Часа два напрасно пролазили по лесу горе-охотники. Волчицы словно след простыл. Не глупа: в открытую сражаться не собирается.
— Что ж теперь делать? — сокрушался Юрка-хохол. — Она меня в покое не оставит. Рано или поздно заявится, снова мстить будет.
— Да не терзайся ты, — успокаивал Юрку Степан. — Она уже поняла, что её ищут — побоится сунуться в деревню. Вот увидишь.
Юрке мало верилось.
Вернулись в поселок. Виктор с Юркой сошли у магазина, Степан поехал домой.
— Зайдешь ко мне? — спросил Юрка Виктора.
— Да нет, пойду, завтра рано вставать.
Попрощались. Виктор вернулся на дачу армянина, Юрка, расстроенный, отправился к себе.
— Ну что? — прямо с порога спросила жена.
— Впустую, — безнадежно развел он руками. — Она как чувствует все. Как знает, что мы именно её ищем.
Ночью Пальма опять заходилась истошным лаем, рвалась с цепи, подвывала. Юрка проснулся, вылез из-под одеяла, накинул на плечи телогрейку, вышел во двор, посветил фонарем на Пальму, на огород, на кусты за огородом. В зарослях как будто что-то промелькнуло. Волчица? Так просто Пальма бы не голосила.
«Жаль, ружья нет», — подумал Юрка, снял с Пальмы ошейник.
— Ну-ка, возьми её, подружка!
Собака в присутствии хозяина осмелела, кинулась на огород. Но тут же отступила, в заросли не полезла, лаяла в темноту, то и дело оборачиваясь назад — не ушел ли хозяин.
С полчаса волчица дразнила Юрку и Пальму, потом, в конце концов, ушла. Собака еще вытягивала настороженную острую морду в сторону огорода, шевелила носом, ненадолго замирала, лаяла для проформы, но Юрка уже видел: нет причины дальше стараться.
Начали пробиваться звезды. Расплывчатые силуэты деревьев, забора и сараев, не затушеванные чернотой, стали более четкими. Пальма уже только плюхала набившее оскомину «гав, гав», труся перед хозяином костлявым телом.
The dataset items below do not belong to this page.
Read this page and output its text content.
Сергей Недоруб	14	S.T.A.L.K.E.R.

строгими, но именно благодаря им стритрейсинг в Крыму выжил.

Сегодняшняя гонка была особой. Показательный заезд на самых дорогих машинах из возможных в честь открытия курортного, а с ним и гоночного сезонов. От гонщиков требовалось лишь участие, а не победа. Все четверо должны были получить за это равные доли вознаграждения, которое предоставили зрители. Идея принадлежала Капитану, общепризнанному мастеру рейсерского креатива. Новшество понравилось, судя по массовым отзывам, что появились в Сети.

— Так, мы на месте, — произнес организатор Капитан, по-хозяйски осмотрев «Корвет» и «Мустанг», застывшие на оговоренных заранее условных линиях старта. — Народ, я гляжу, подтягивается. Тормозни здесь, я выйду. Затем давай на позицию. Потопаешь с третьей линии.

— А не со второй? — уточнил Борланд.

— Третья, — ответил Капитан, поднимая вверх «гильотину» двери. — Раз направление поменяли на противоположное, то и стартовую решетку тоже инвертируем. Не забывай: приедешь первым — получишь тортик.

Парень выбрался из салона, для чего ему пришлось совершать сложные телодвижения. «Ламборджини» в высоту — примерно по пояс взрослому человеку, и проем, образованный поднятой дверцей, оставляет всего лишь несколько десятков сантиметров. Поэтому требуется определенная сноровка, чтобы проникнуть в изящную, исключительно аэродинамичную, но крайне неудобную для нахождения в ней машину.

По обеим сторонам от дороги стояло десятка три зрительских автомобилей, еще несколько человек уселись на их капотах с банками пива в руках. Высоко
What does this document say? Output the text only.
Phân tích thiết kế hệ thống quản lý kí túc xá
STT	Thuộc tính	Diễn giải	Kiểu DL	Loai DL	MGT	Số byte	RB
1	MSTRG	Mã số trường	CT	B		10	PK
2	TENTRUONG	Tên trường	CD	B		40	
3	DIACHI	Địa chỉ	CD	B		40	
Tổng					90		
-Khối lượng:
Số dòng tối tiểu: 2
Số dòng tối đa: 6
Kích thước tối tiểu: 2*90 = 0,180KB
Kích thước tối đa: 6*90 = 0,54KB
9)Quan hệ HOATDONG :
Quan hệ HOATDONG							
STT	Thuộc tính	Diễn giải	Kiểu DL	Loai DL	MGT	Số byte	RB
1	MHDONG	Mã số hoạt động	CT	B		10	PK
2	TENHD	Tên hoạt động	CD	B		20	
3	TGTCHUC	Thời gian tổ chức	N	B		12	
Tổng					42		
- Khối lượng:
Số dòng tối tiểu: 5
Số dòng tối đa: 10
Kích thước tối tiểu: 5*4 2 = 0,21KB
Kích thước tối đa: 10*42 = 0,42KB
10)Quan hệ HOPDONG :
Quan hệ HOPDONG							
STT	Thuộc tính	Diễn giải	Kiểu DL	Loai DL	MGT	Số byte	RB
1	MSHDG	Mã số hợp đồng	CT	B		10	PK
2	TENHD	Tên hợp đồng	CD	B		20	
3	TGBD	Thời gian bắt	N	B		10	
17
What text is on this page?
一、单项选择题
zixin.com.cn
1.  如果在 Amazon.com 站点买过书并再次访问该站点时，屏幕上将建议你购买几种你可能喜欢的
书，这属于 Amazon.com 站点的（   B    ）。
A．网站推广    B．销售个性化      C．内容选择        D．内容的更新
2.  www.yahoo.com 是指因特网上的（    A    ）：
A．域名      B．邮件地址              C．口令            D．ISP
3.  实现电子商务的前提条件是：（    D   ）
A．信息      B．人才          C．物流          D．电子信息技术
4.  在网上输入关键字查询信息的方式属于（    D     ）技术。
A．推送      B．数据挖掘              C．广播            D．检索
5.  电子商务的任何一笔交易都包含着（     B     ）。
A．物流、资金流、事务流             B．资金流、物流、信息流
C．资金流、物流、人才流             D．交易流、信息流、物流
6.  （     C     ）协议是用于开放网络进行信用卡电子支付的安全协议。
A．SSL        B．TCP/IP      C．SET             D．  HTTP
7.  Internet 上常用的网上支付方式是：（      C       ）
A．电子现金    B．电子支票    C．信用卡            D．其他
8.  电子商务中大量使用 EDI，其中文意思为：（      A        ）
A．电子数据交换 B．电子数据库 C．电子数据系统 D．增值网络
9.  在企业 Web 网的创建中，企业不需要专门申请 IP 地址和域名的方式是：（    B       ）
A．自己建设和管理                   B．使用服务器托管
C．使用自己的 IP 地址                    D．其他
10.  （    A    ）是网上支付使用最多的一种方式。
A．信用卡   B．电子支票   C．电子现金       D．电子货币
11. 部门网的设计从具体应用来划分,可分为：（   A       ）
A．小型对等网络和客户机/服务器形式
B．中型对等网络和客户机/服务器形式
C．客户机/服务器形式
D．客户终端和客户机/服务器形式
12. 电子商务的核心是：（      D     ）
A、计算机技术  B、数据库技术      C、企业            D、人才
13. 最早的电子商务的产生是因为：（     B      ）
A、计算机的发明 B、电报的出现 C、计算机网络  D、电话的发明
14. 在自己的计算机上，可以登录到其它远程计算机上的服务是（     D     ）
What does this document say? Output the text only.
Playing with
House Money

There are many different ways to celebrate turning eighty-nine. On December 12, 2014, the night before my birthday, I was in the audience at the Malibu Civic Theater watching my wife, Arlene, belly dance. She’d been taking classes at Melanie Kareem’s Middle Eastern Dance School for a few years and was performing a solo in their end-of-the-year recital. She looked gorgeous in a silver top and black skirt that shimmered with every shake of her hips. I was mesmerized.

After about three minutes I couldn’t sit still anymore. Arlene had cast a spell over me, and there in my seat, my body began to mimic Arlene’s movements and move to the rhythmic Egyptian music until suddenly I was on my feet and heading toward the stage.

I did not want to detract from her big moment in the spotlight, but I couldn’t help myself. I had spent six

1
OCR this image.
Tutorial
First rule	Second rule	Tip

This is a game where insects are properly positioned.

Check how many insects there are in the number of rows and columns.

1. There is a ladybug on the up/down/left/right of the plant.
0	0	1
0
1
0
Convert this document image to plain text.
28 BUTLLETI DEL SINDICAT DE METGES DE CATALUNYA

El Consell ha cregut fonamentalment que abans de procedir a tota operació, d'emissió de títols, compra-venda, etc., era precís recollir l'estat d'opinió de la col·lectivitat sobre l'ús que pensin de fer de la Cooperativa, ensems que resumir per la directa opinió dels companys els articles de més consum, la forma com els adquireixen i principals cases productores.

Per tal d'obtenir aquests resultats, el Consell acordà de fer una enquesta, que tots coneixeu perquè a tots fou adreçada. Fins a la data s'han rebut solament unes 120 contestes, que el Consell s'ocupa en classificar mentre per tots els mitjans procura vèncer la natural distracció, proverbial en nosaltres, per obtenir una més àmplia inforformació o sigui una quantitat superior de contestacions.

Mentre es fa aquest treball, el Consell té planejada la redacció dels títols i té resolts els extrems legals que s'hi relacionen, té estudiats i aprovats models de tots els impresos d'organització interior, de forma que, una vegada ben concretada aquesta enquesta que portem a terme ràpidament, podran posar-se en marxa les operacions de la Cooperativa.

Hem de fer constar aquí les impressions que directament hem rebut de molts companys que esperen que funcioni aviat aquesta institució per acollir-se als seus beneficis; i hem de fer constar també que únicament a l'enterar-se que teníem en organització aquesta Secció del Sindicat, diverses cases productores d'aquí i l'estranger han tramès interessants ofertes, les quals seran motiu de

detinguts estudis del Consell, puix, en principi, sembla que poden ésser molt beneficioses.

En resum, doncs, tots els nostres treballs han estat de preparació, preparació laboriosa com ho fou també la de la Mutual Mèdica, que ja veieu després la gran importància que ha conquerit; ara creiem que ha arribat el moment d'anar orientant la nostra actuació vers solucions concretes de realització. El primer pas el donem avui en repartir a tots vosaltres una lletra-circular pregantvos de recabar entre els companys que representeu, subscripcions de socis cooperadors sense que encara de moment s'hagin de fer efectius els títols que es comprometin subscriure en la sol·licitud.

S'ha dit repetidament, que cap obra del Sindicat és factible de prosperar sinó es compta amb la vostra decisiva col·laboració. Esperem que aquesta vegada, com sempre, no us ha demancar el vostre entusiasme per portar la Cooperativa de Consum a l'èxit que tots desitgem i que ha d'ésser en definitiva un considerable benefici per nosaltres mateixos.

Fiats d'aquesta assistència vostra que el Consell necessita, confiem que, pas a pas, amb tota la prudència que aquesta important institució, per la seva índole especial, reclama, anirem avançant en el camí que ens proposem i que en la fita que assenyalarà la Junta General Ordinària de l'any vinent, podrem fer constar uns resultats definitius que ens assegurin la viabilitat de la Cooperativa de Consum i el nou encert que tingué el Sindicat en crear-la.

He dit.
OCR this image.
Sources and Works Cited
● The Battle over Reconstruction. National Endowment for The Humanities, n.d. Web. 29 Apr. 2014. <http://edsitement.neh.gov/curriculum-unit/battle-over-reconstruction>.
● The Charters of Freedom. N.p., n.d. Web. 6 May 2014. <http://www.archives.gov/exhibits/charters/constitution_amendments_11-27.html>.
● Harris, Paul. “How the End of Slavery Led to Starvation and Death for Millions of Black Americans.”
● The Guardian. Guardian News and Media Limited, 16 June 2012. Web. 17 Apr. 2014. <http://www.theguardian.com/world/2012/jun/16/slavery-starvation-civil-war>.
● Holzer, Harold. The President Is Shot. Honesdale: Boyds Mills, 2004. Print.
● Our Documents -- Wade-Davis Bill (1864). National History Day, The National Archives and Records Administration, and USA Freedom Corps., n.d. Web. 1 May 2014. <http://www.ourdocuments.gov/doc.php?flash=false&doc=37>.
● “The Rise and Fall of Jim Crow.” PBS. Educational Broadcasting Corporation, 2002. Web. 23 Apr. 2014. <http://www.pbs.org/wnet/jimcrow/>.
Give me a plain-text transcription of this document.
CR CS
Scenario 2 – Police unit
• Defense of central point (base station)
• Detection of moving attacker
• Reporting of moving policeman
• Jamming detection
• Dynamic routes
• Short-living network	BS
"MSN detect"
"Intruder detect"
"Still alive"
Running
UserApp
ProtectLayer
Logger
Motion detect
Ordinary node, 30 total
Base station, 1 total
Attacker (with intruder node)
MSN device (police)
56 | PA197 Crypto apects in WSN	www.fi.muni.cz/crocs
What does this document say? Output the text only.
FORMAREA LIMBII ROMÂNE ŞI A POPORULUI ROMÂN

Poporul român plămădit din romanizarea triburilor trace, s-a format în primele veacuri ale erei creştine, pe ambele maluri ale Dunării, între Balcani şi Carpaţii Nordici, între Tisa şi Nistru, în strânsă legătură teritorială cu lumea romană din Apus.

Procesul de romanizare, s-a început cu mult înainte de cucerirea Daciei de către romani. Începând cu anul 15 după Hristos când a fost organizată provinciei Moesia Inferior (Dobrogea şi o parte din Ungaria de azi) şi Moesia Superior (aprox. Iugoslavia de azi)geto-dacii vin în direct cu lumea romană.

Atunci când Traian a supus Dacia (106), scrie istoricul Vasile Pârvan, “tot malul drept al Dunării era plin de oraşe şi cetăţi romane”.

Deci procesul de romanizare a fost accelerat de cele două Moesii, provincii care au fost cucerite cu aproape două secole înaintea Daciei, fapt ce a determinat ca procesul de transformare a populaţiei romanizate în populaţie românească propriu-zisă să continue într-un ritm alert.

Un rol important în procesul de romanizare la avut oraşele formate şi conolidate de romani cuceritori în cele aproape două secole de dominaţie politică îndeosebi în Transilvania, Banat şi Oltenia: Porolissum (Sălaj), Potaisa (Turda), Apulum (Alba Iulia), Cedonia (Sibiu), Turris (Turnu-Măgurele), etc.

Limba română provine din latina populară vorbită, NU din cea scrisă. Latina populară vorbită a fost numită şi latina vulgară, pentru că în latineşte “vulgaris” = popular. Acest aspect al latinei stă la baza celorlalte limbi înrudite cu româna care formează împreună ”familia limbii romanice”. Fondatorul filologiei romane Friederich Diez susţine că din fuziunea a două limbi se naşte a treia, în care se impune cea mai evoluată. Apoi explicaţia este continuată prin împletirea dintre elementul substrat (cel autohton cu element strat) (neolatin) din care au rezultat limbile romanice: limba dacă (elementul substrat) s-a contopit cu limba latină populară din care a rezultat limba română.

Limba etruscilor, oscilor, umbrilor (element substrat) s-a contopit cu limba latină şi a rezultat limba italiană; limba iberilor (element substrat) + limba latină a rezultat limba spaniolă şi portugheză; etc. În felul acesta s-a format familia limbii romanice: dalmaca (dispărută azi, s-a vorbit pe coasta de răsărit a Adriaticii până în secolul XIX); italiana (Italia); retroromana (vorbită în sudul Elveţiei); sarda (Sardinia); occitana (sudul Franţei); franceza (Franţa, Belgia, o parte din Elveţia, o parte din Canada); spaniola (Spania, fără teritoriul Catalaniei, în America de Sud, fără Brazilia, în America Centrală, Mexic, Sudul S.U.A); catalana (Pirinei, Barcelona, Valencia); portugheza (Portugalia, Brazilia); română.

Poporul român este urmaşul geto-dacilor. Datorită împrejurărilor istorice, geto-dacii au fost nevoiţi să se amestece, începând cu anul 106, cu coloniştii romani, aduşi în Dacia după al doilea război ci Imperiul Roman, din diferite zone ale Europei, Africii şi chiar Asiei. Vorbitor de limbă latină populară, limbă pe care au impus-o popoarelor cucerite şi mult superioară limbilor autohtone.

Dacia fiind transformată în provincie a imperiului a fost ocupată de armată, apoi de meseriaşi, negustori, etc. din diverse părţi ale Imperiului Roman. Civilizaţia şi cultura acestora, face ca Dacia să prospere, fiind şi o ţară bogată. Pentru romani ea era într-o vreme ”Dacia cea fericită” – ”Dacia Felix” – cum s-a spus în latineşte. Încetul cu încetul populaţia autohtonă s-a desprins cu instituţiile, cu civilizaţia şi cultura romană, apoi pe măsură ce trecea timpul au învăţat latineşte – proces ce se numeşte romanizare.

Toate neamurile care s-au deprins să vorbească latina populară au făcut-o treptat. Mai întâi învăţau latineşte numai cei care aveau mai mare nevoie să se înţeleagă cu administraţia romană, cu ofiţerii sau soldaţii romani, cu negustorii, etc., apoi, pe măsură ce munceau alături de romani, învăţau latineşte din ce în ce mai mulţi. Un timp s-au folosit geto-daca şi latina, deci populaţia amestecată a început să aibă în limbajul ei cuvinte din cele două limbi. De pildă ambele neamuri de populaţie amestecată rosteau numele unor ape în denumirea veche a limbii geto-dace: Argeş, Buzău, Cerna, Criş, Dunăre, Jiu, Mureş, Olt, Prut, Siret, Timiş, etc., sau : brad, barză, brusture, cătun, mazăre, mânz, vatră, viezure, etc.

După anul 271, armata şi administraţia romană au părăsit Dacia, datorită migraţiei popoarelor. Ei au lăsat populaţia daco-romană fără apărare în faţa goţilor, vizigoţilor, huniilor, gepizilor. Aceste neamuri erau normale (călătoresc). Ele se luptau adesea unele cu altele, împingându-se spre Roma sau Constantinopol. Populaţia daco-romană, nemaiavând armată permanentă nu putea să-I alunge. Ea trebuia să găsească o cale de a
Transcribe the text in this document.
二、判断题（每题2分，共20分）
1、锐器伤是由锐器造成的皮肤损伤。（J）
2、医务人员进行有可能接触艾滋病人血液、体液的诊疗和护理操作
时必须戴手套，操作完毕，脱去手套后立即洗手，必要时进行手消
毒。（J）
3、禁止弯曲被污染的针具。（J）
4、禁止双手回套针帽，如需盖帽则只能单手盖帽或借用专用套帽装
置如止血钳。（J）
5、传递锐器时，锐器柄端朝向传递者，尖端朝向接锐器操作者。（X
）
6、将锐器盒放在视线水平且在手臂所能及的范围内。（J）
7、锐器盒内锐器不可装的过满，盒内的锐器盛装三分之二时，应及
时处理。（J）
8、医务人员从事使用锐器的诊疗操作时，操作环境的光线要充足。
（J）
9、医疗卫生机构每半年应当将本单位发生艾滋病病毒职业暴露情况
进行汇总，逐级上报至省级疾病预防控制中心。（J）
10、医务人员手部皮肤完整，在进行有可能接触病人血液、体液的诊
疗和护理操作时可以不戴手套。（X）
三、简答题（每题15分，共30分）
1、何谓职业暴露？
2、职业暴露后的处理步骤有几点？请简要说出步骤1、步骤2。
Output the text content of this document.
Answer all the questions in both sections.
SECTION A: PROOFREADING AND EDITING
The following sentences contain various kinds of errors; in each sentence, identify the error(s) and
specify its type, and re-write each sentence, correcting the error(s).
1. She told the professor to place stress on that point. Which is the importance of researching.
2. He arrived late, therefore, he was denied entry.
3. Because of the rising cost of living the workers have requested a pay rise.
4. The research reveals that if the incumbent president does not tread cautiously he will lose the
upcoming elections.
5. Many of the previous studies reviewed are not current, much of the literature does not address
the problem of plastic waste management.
После каждого короткого «гава» она косилась на Юрку в ожидании похвалы. Но он не обращал на неё внимания, зорко всматривался в сумерки, пытаясь отыскать злодейку, однако нигде её видно не было. В это раз она не отважилась разбойничать в наглую.
Юрка побрел к дому, Пальму оставил непривязанной, опасался судьбы Айны, хотя Айна и отвязанная не сумела бы постоять за себя: ей минул только третий месяц, совсем щенок. Пальма не доставала до её конуры. Конуру Айны Юрка поставил у самого огорода, под забором. Пальма спала обычно возле дома, охраняла вход, поэтому ничего не могла сделать. Только лаять, рвать цепь и скрести входную дверь острыми когтями.
— Ну, гуляй, гуляй, — кинул ей Юрка, возвращаясь в дом. — Увидишь негодницу — зови, я сегодня крепко не сплю. Только не дремай, днем выспишься.
Юрка разулся, скинул телогрейку, шаркая ногами по полу, прокрался в спальню. От прохладного тела Юрки жена глухо засопела и заворочалась, отодвигаясь к краю, чтобы Юрка мог лечь. Сквозь сон спросила:
— Ну что?
— Да ничего, спи. Ушла поганка. Будем надеяться, не вернется.
Жена отвернулась от него и, засопев, тут же погрузилась в сон. Юрка тоже смежил веки. Волчица изрядно его утомила. Почему она ушла? Испугалась? Вряд ли. Скорее всего, просто играла с ним. Жестоко, словно издевалась.
Утром Юрка встал, оделся, вышел во двор. Пальма тихо сопела в конуре. «Намаялась за ночь», — подумал он и пошел в хлев. Овца была на месте, — повернула к нему свою серую морду, глянула тупым отрешенным взглядом и снова задвигала нижней челюстью, пережевывая вязкую жвачку.